| I agree with everything you've written. But since you mention the Nordic countries, it's worth driving home just how high the amounts are: In Norway it's 100% of pay for up to 49 weeks or 61 weeks at 80% of pay, capped at ~$111k (based on a your salary, capped to "6G" - 6x the national insurance base rate)[1]. So not even up to $111k is enough to convince enough women to have more children to maintain replacement rates (and I don't blame them). And this is in addition to e.g. legally mandated right to full-time nursery places with the fee cap dropped to a maximum of ~$130/month as of last year. When people think money will be enough, they need to realise just how much money some countries have tried throwing at parents without getting back above replacement... [1] in Norwegian: https://www.nav.no/foreldrepenger |
When you add those who don't want kids or can't have them for other reasons - not straight, asexual, emotional trauma, physically unable, others - getting to parity is even harder.

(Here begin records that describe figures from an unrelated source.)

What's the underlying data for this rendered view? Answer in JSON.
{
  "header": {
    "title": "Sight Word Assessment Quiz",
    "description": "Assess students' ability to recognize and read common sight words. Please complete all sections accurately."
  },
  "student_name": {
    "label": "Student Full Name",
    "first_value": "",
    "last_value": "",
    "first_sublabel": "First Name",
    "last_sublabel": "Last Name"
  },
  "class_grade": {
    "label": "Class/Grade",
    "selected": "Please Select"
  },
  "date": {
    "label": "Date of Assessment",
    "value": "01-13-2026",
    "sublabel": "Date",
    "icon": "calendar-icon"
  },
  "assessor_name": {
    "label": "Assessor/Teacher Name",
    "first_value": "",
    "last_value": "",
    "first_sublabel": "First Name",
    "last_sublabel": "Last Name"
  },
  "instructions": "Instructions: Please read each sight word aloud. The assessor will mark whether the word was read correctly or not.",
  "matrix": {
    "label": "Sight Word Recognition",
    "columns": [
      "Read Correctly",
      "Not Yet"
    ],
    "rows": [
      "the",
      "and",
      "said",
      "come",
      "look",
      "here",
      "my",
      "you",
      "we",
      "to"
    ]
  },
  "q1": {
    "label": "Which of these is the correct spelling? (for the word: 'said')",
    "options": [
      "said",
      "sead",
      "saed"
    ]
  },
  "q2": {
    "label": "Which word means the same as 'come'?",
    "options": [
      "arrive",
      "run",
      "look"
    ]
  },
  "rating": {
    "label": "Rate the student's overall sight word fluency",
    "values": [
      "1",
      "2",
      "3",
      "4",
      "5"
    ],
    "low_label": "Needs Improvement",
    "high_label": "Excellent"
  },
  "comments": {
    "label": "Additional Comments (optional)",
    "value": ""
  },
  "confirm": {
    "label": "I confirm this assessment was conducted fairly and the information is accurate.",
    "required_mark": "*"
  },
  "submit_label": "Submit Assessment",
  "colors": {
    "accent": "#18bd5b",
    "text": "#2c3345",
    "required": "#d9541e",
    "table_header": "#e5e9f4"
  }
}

It's not stress. For a lot of history life was far more challenging, uncertain, and dangerous than life today.
Humans kept reproducing, aggressively enough to compensate for infant mortality, wars, and pandemics.
The big change is that the primary role of women doesn't have to be motherhood, where for most of recent-ish history it was.
I'm not saying a return to that is desirable. But I am pointing out that the causes of low birth rates aren't mysterious.
Women who do choose motherhood are more likely to have kids younger.
But if given a choice, a significant proportion of women will either not choose motherhood at all, or will delay it significantly, which lowers fertility and raises infant mortality.
It doesn't need to be a majority of women. A fairly small percentage is enough to shift the numbers.